O buraco feito no terreno pelo servo mau e preguiçoso (cf. v. 26) indica o medo de arriscar, que bloqueia a fecundidade do amor. Em um primeiro momento, a parábola parece falar dos bens materiais por causa da entrega dos talentos, ou seja, da enorme quantia recebida pelos três servos. Mas, na verdade, o grande tesouro que Jesus deixa em nossas mãos para fazer frutificar é sua Palavra divina. Não podemos guardar na gaveta a Palavra de Deus, mas, sim, fazê-la circular na nossa vida, nos nossos relacionamentos, nos nossos ambientes. São Paulo ressalta que a pregação do Evangelho produz frutos e cresce a partir do momento que o povo escuta e conhece a verdade e a graça de Deus (cf. Cl 1,6). Este é o grande talento deixado por Jesus: A palavra pregada, a Palavra escutada, a Palavra que se torna graça e verdade.

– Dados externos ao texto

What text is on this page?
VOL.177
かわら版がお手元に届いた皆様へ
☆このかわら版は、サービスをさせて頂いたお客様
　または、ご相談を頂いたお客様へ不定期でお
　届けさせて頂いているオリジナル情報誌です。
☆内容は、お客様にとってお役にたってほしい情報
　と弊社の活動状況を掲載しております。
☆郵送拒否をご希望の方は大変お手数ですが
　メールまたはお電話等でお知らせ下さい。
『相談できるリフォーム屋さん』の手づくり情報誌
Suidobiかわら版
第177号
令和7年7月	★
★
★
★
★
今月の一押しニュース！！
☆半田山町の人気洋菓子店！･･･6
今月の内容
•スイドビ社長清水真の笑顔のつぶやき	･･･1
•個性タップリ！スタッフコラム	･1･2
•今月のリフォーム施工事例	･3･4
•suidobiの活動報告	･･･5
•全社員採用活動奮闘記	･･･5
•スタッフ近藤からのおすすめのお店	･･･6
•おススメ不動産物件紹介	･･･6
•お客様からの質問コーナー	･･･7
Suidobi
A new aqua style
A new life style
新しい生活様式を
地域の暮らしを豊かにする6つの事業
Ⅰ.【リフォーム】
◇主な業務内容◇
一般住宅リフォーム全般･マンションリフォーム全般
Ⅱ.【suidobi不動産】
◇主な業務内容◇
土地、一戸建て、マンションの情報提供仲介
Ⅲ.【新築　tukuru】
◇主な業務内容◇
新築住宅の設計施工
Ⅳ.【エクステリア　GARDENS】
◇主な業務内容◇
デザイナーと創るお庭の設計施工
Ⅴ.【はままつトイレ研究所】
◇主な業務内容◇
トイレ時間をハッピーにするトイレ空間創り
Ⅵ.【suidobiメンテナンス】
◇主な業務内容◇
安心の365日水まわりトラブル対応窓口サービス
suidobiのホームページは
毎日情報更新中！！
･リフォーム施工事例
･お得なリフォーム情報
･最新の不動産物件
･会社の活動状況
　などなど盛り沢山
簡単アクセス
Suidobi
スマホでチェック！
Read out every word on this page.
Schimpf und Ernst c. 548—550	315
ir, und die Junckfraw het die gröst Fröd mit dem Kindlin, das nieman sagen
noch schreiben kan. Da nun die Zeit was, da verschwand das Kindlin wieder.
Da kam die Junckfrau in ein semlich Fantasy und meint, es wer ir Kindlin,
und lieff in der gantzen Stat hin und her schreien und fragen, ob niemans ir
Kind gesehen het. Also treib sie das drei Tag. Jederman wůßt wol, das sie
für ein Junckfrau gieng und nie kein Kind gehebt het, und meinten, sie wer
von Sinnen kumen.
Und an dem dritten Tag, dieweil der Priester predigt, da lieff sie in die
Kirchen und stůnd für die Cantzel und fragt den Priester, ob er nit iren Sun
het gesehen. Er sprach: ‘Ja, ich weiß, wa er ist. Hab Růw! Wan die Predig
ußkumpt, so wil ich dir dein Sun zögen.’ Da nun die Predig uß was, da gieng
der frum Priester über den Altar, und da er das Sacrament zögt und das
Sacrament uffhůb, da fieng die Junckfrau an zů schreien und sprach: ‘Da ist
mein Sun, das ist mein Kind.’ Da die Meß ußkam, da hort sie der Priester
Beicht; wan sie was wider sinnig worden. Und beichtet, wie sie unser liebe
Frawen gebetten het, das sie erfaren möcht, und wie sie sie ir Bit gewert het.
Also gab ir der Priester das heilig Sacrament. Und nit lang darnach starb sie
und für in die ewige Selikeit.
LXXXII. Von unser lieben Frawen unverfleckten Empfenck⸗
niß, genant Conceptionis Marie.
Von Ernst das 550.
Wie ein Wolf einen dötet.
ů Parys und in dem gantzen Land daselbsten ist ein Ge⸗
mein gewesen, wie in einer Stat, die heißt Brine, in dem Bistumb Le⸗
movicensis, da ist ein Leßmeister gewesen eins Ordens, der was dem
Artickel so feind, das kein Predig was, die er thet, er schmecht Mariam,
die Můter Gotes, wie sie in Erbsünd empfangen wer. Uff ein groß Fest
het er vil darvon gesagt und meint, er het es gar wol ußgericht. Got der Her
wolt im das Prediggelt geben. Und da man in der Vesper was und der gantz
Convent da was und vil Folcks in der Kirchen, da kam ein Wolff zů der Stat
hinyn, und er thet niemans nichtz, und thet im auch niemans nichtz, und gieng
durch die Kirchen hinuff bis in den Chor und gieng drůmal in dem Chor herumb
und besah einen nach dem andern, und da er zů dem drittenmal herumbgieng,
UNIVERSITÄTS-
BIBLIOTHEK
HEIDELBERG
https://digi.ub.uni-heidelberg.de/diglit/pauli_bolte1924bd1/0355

Saibamos ficar atentos e vigilantes, como nos exorta a parábola. O Senhor, quando voltar irá cobrar de cada um de nós os frutos do seu amor. A caridade é o bem fundamental que ninguém pode deixar de fazer frutificar (cf. 1Cor 13,3). O patrão ficou feliz com os administradores fiéis que multiplicaram os talentos recebidos. Mas, ficou ofendido com aquele que por medo e preguiça, enterrou o talento. Isso mostra que não podemos permitir que o medo, que vem da falta de fé, ou a preguiça, nos leve a enterrar nossos talentos, deixando-os infrutíferos.

Peçamos a intercessão da Virgem Maria, para que sejamos "servos bons e fiéis"; e para que, praticando a caridade, possamos um dia participar "na alegria do nosso Senhor". Assim seja.

PARA REFLETIR

De um modo ou de outro, a Palavra do Senhor sempre nos fala da vida, nos revela o sentido, nos mostra o caminho. Hoje, o Senhor nos apresenta a existência como um punhado de talentos, de dons, de oportunidades que a providência gratuita e misteriosa de Deus colocou em nossas mãos para que façamos frutificar. Certamente, jamais compreenderemos porque nascemos desse modo ou somos daquele outro. Podemos, no entanto, ter a certeza que o Senhor nos deu uma vida, “a cada um de acordo com a sua capacidade”. Ora, é esta vida, dom de Deus, fruto de um desígnio de amor sem fim, que cada um de nós deve responsavelmente cultivar e fazer frutificar em benefício nosso de dos irmãos. Na mulher forte e industriosa da primeira leitura, aparece um exemplo de alguém que não se contenta em passar pela vida, mas vai tecendo o fio da existência com as pequenas fidelidades de cada dia. Do mesmo modo, a segunda leitura chama-nos atenção para o fato que nos serão pedidas contas da vida, dom recebido de Deus. Daí, o conselho: “Não durmamos, como os outros, mas sejamos vigilantes e sóbrios”.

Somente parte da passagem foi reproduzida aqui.